Ages + Ratios
When Rajesh’s age was same as the present age of Garima, the ratio of their ages was 3 : 2. When Garima’s age becomes the same as the present age of Rajesh, the ratio of the ages of Rajesh and Garima will become
1) 2 : 1
2) 3 : 2
3) 4 : 3
4) 5 : 4
Solution
Rajesh = \( 3x \), Garima = \( 2x \)
Since this was when Rajesh’s age matched Garima’s current age:
Garima’s current age = \( 3x \)
Age difference between them = \( 3x – 2x = x \)
So, Rajesh’s current age = \( 3x + x = 4x \)
Now, when Garima becomes as old as Rajesh is now (i.e., \( 4x \)), time passed = \( 4x – 3x = x \) years
So, at that time:
– Garima’s age = \( 3x + x = 4x \)
– Rajesh’s age = \( 4x + x = 5x \)
Hence, the required ratio = \( \frac{5x}{4x} = \frac{5}{4} \)
Final Answer: Option 4) \( \boxed{5 : 4} \)
Mixtures + Percentages + Ratios
A vessel contained a certain amount of a solution of acid and water. When 2 litres of water was added to it, the new solution had 50% acid concentration. When 15 litres of acid was further added to this new solution, the final solution had 80% acid concentration.
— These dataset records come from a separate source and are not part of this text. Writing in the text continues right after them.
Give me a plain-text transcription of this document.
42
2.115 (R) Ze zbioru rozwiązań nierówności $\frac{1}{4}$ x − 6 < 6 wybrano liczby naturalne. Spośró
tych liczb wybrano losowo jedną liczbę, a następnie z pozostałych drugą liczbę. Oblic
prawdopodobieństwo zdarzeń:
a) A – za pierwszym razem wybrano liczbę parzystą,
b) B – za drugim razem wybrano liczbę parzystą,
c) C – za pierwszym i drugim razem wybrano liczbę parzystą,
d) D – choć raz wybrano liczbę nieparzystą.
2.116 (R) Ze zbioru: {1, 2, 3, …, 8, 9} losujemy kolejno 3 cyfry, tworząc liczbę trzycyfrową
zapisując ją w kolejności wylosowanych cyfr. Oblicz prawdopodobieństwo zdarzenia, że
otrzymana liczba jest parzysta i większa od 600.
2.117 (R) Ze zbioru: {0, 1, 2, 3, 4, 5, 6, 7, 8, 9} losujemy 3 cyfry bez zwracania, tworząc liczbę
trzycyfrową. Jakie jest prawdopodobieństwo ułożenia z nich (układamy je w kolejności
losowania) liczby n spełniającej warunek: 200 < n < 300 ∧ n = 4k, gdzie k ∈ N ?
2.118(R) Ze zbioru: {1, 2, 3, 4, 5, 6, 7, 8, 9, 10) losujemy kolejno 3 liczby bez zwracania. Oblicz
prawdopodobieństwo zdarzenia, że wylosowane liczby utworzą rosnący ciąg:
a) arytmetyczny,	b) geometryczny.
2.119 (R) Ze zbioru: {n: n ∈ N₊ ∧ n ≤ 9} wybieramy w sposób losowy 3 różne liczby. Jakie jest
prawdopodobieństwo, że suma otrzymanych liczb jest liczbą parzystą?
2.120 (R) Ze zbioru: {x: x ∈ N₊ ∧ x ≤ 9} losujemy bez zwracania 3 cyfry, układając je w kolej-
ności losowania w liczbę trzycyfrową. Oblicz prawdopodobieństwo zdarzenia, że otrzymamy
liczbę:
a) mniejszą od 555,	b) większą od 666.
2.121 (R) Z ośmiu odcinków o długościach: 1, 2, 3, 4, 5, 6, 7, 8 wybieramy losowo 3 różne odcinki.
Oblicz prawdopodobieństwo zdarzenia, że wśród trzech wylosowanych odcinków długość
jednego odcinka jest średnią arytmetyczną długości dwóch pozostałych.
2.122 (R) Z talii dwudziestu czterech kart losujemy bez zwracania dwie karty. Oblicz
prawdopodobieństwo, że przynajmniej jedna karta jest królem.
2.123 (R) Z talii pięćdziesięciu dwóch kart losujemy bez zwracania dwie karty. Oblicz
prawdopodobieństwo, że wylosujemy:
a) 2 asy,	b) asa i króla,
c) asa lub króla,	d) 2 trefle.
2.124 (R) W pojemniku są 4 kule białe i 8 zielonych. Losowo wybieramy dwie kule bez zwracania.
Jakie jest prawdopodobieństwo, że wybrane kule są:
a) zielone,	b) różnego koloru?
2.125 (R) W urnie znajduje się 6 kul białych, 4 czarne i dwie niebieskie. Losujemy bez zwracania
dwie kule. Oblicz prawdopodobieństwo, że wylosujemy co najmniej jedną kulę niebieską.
The ratio of water and acid in the original solution was
1) 5 : 4
2) 5 : 3
3) 3 : 5
4) 4 : 5
Solution
Find the Ratio of Water to Acid in the Original Solution
Let:
- \( A \) = original amount of acid in litres
- \( W \) = original amount of water in litres
Step 1: After adding 2 litres of water
New water = \( W + 2 \), acid remains \( A \)
New total = \( A + W + 2 \)
Given: 50% acid concentration: \[ \frac{A}{A + W + 2} = \frac{1}{2} \Rightarrow 2A = A + W + 2 \Rightarrow A = W + 2 \tag{1} \]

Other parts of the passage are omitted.